2022-12-19 15:05:42.347 WARN [django.server] "POST /api/v1/users HTTP/1.1" 400 88
Waiting for children to stop...
Traceback (most recent call last):
File "tools/test-api", line 93, in <module>
test_the_api(client, nonadmin_client, owner_client)
File "/srv/zulip/zerver/openapi/python_examples.py", line 1636, in test_the_api
test_users(client, owner_client)
File "/srv/zulip/zerver/openapi/python_examples.py", line 1555, in test_users
upload_file(client)
File "/srv/zulip/zerver/openapi/python_examples.py", line 52, in _record_calls_wrapper
return test_func(*args, **kwargs)
File "/srv/zulip/zerver/openapi/python_examples.py", line 1284, in upload_file
validate_against_openapi_schema(result, "/user_uploads", "post", "200")
File "/srv/zulip/zerver/openapi/openapi.py", line 489, in validate_against_openapi_schema
raise SchemaError(message) from None
zerver.openapi.openapi.SchemaError: 1 response validation error(s) at post /api/v1/user_uploads (200):
ValidationError: Additional properties are not allowed ('uri' was unexpected)
Failed validating 'additionalProperties' in schema['allOf'][2]:
{'additionalProperties': False,
'example': {'msg': '',
'result': 'success',
'properties': {'msg': {}, 'result': {}}}
On instance:
{'msg': '',
'result': 'success',
'uri': '/user_uploads/2/85/XoqF0K7XEOLVGylgdpof80RB/img.jpg'}
We can see in the traceback that a SchemaError was raised in
validate_against_openapi_schema:
File "/srv/zulip/zerver/openapi/openapi.py", line 478, in validate_against_openapi_schema
raise SchemaError(message) from None
The next line in the output, lets us know how many errors were found and for what endpoint.

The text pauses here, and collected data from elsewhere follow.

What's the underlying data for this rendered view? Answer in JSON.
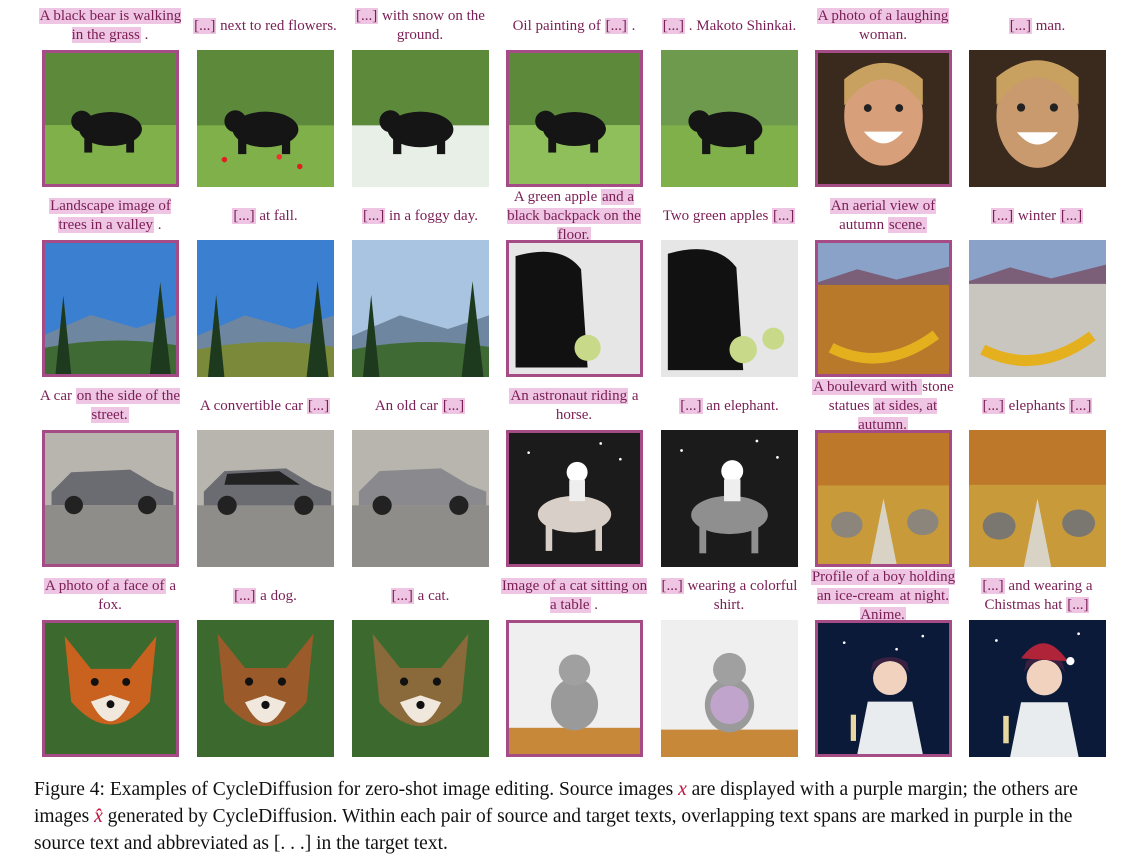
{
  "rows": [
    {
      "captions": [
        [
          {
            "t": "A black bear is walking in the grass",
            "hl": true
          },
          {
            "t": " .",
            "hl": false
          }
        ],
        [
          {
            "t": "[...]",
            "hl": true
          },
          {
            "t": " next to red flowers.",
            "hl": false
          }
        ],
        [
          {
            "t": "[...]",
            "hl": true
          },
          {
            "t": " with snow on the ground.",
            "hl": false
          }
        ],
        [
          {
            "t": "Oil painting of ",
            "hl": false
          },
          {
            "t": "[...]",
            "hl": true
          },
          {
            "t": " .",
            "hl": false
          }
        ],
        [
          {
            "t": "[...]",
            "hl": true
          },
          {
            "t": " . Makoto Shinkai.",
            "hl": false
          }
        ],
        [
          {
            "t": "A photo of a laughing",
            "hl": true
          },
          {
            "t": " woman.",
            "hl": false
          }
        ],
        [
          {
            "t": "[...]",
            "hl": true
          },
          {
            "t": " man.",
            "hl": false
          }
        ]
      ],
      "images": [
        "bear-source",
        "bear-red-flowers",
        "bear-snow",
        "bear-oil-painting",
        "bear-shinkai",
        "woman-source",
        "man"
      ]
    },
    {
      "captions": [
        [
          {
            "t": "Landscape image of trees in a valley",
            "hl": true
          },
          {
            "t": " .",
            "hl": false
          }
        ],
        [
          {
            "t": "[...]",
            "hl": true
          },
          {
            "t": " at fall.",
            "hl": false
          }
        ],
        [
          {
            "t": "[...]",
            "hl": true
          },
          {
            "t": " in a foggy day.",
            "hl": false
          }
        ],
        [
          {
            "t": "A green apple ",
            "hl": false
          },
          {
            "t": "and a black backpack on the floor.",
            "hl": true
          }
        ],
        [
          {
            "t": "Two green apples ",
            "hl": false
          },
          {
            "t": "[...]",
            "hl": true
          }
        ],
        [
          {
            "t": "An aerial view of",
            "hl": true
          },
          {
            "t": " autumn ",
            "hl": false
          },
          {
            "t": "scene.",
            "hl": true
          }
        ],
        [
          {
            "t": "[...]",
            "hl": true
          },
          {
            "t": " winter ",
            "hl": false
          },
          {
            "t": "[...]",
            "hl": true
          }
        ]
      ],
      "images": [
        "valley-source",
        "valley-fall",
        "valley-fog",
        "apple-source",
        "two-apples",
        "aerial-autumn-source",
        "aerial-winter"
      ]
    },
    {
      "captions": [
        [
          {
            "t": "A car ",
            "hl": false
          },
          {
            "t": "on the side of the street.",
            "hl": true
          }
        ],
        [
          {
            "t": "A convertible car ",
            "hl": false
          },
          {
            "t": "[...]",
            "hl": true
          }
        ],
        [
          {
            "t": "An old car ",
            "hl": false
          },
          {
            "t": "[...]",
            "hl": true
          }
        ],
        [
          {
            "t": "An astronaut riding",
            "hl": true
          },
          {
            "t": " a horse.",
            "hl": false
          }
        ],
        [
          {
            "t": "[...]",
            "hl": true
          },
          {
            "t": " an elephant.",
            "hl": false
          }
        ],
        [
          {
            "t": "A boulevard with ",
            "hl": true
          },
          {
            "t": "stone statues ",
            "hl": false
          },
          {
            "t": "at sides, at autumn.",
            "hl": true
          }
        ],
        [
          {
            "t": "[...]",
            "hl": true
          },
          {
            "t": " elephants ",
            "hl": false
          },
          {
            "t": "[...]",
            "hl": true
          }
        ]
      ],
      "images": [
        "car-source",
        "car-convertible",
        "car-old",
        "astronaut-horse-source",
        "astronaut-elephant",
        "boulevard-statues-source",
        "boulevard-elephants"
      ]
    },
    {
      "captions": [
        [
          {
            "t": "A photo of a face of",
            "hl": true
          },
          {
            "t": " a fox.",
            "hl": false
          }
        ],
        [
          {
            "t": "[...]",
            "hl": true
          },
          {
            "t": " a dog.",
            "hl": false
          }
        ],
        [
          {
            "t": "[...]",
            "hl": true
          },
          {
            "t": " a cat.",
            "hl": false
          }
        ],
        [
          {
            "t": "Image of a cat sitting on a table",
            "hl": true
          },
          {
            "t": " .",
            "hl": false
          }
        ],
        [
          {
            "t": "[...]",
            "hl": true
          },
          {
            "t": " wearing a colorful shirt.",
            "hl": false
          }
        ],
        [
          {
            "t": "Profile of a boy holding an ice-cream",
            "hl": true
          },
          {
            "t": " at night. Anime.",
            "hl": true
          }
        ],
        [
          {
            "t": "[...]",
            "hl": true
          },
          {
            "t": " and wearing a Chistmas hat ",
            "hl": false
          },
          {
            "t": "[...]",
            "hl": true
          }
        ]
      ],
      "images": [
        "fox-source",
        "dog",
        "cat-face",
        "cat-table-source",
        "cat-shirt",
        "boy-icecream-source",
        "boy-christmas-hat"
      ]
    }
  ],
  "sourceColumns": [
    0,
    3,
    5
  ],
  "caption": {
    "p1": "Figure 4:  Examples of CycleDiffusion for zero-shot image editing. Source images ",
    "x": "x",
    "p2": " are displayed with a purple margin; the others are images ",
    "xhat": "x̂",
    "p3": " generated by CycleDiffusion. Within each pair of source and target texts, overlapping text spans are marked in purple in the source text and abbreviated as [. . .] in the target text."
  },
  "colors": {
    "accent": "#a54b86",
    "highlight": "#eec5e2",
    "text": "#7a1f55"
  }
}
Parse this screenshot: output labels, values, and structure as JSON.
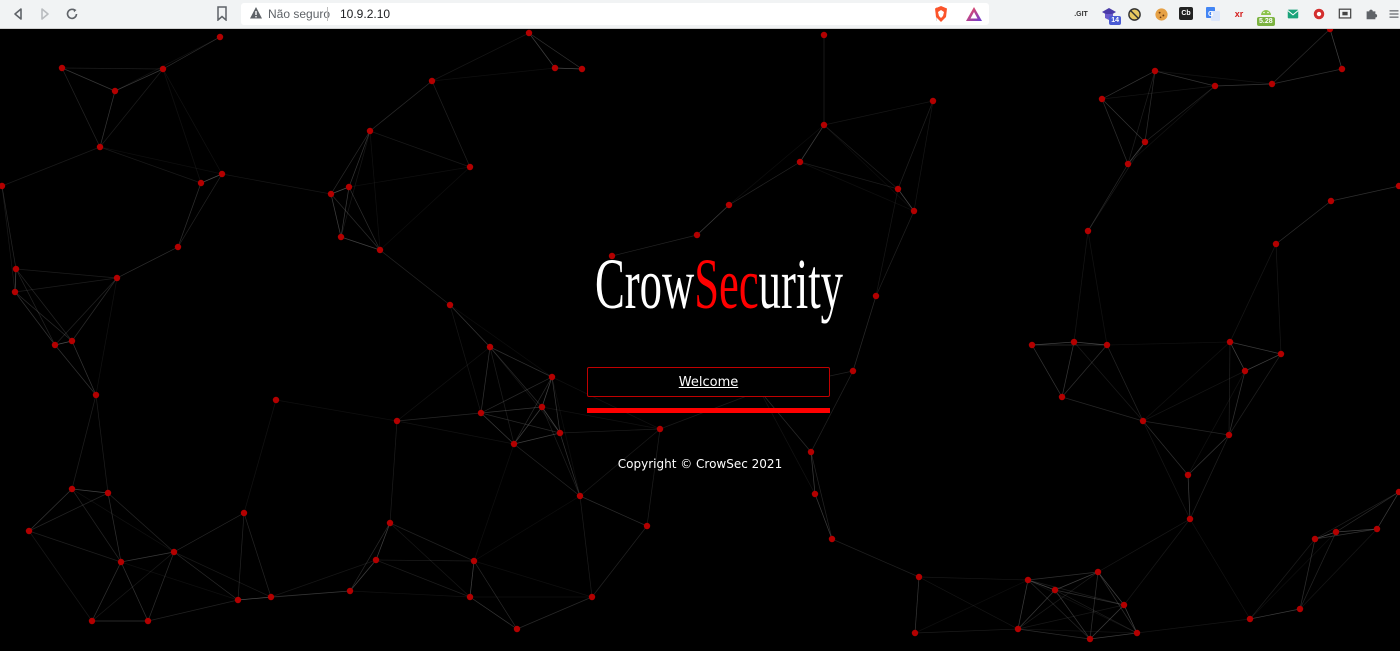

zerver.openapi.openapi.SchemaError: 1 response validation error(s) at post /api/v1/user_uploads (200):
As expected from commenting out the code above, there was one validation
error for the POST /api/v1/user_uploads endpoint. The next line gives
more information about that error.
ValidationError: Additional properties are not allowed ('uri' was unexpected)
We see that there was a uri value returned by the endpoint that hasn't
been documented. The next few lines of output, show us what return values
are documented (again due to our changes) for this endpoint.
Failed validating 'additionalProperties' in schema['allOf'][2]:
{'additionalProperties': False,
'example': {'msg': '',
'result': 'success',
'properties': {'msg': {}, 'result': {}}}
And finally, we see the test instance that did not match our current
documentation, which includes the uri return value.
On instance:
{'msg': '',
'result': 'success',
'uri': '/user_uploads/2/85/XoqF0K7XEOLVGylgdpof80RB/img.jpg'}
This is a useful example because the endpoint's documentation is short and straightforward, helping to easily identify the parts of the error output that are useful in debugging these errors when testing the API documentation.
Building on the new feature tutorial
example, if the realm setting for mandatory_topics was not documented
in the POST /api/v1/register endpoint, running tools/test-api in the
development environment would result in this error:
...
zerver.openapi.openapi.SchemaError: 1 response validation error(s) at post /api/v1/register (200):
ValidationError: Additional properties are not allowed ('realm_mandatory_topics' was unexpected)
Failed validating 'additionalProperties' in schema['allOf'][2]:
'OpenAPI schema omitted due to length of output.'
On instance:
'Error instance omitted due to length of output.'
Because this endpoint is very long and descriptive, we do not print the entire documentation schema (or test instance, in this case) to the console. Doing so would print thousands of lines of output that are not useful for debugging what is missing from the API documentation.
The key information for debugging this endpoint is in the line beginning
with ValidationError. There we can see that the documentation does not
include the new realm_mandatory_topics boolean that we added in the
example feature tutorial, and we can look at other similar realm settings
to add the documentation for that new feature.